Noseda describes how the French national identity emphasizes that its citizens are French and nothing else, but notes this idea, ostensibly about affirming that all French citizens are equal, is in practice an erasure of the diversity of France’s population. “You’re French and that’s all,” she says. “We are all French. Races do not count because you’re French, gender does not count because you’re French, sexual orientation doesn’t count because you are French, which is of course an illusion… The fact is that by erasing these differences, they make one particular situation as universal. That means Catholic, white, man. This is the universal and the other people must just shut up.”
There’s been progress since Les Dégommeuses began its work seven years ago. Noseda says people are a little more ready now to accept that the discourse around what French national identity should mean and who should get to play football is changing. And she thinks that if Les Bleues advance in the World Cup, it’s almost certain French people will take notice and start to engage. “I think that a victory really would fuel the engine,” she said. “Without a victory...” Noseda made a dubious humming sound at the prospect. And if the French do end up meeting the United States in the quarterfinals and are sent packing — at that Noseda made a distinctly French kind of noise, a distressed exhale that came out as pouffff.

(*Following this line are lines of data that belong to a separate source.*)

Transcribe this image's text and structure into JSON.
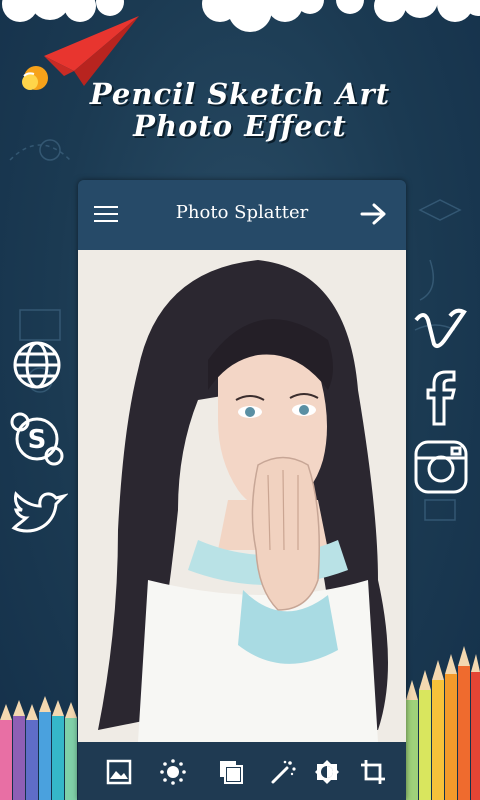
{
  "banner": {
    "title_line1": "Pencil Sketch Art",
    "title_line2": "Photo Effect"
  },
  "app": {
    "title": "Photo Splatter",
    "menu_icon": "hamburger-menu-icon",
    "next_icon": "arrow-right-icon"
  },
  "toolbar": {
    "tools": [
      "gallery-icon",
      "brightness-icon",
      "layers-icon",
      "magic-wand-icon",
      "contrast-icon",
      "crop-icon"
    ]
  },
  "social": {
    "left": [
      "globe-icon",
      "skype-icon",
      "twitter-icon"
    ],
    "right": [
      "vimeo-icon",
      "facebook-icon",
      "instagram-icon"
    ]
  },
  "colors": {
    "background": "#1b3a52",
    "app_bar": "#264a68",
    "bottom_bar": "#1f3a52",
    "rocket": "#e8352f"
  }
}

“I have a hope and a fear,” says Noseda when asked what she wants the World Cup’s legacy to be for her country. “My hope is that the image of sports changes, that women are not criticized, because it’s still like this in France... The fear is that it’s going to be very temporary and that the progress we’ve been making in terms of media attention, in terms of a little bit of political attention — my fear is that if it’s not encouraged enough, it’s going to be just temporary, just a phase and then we go back.”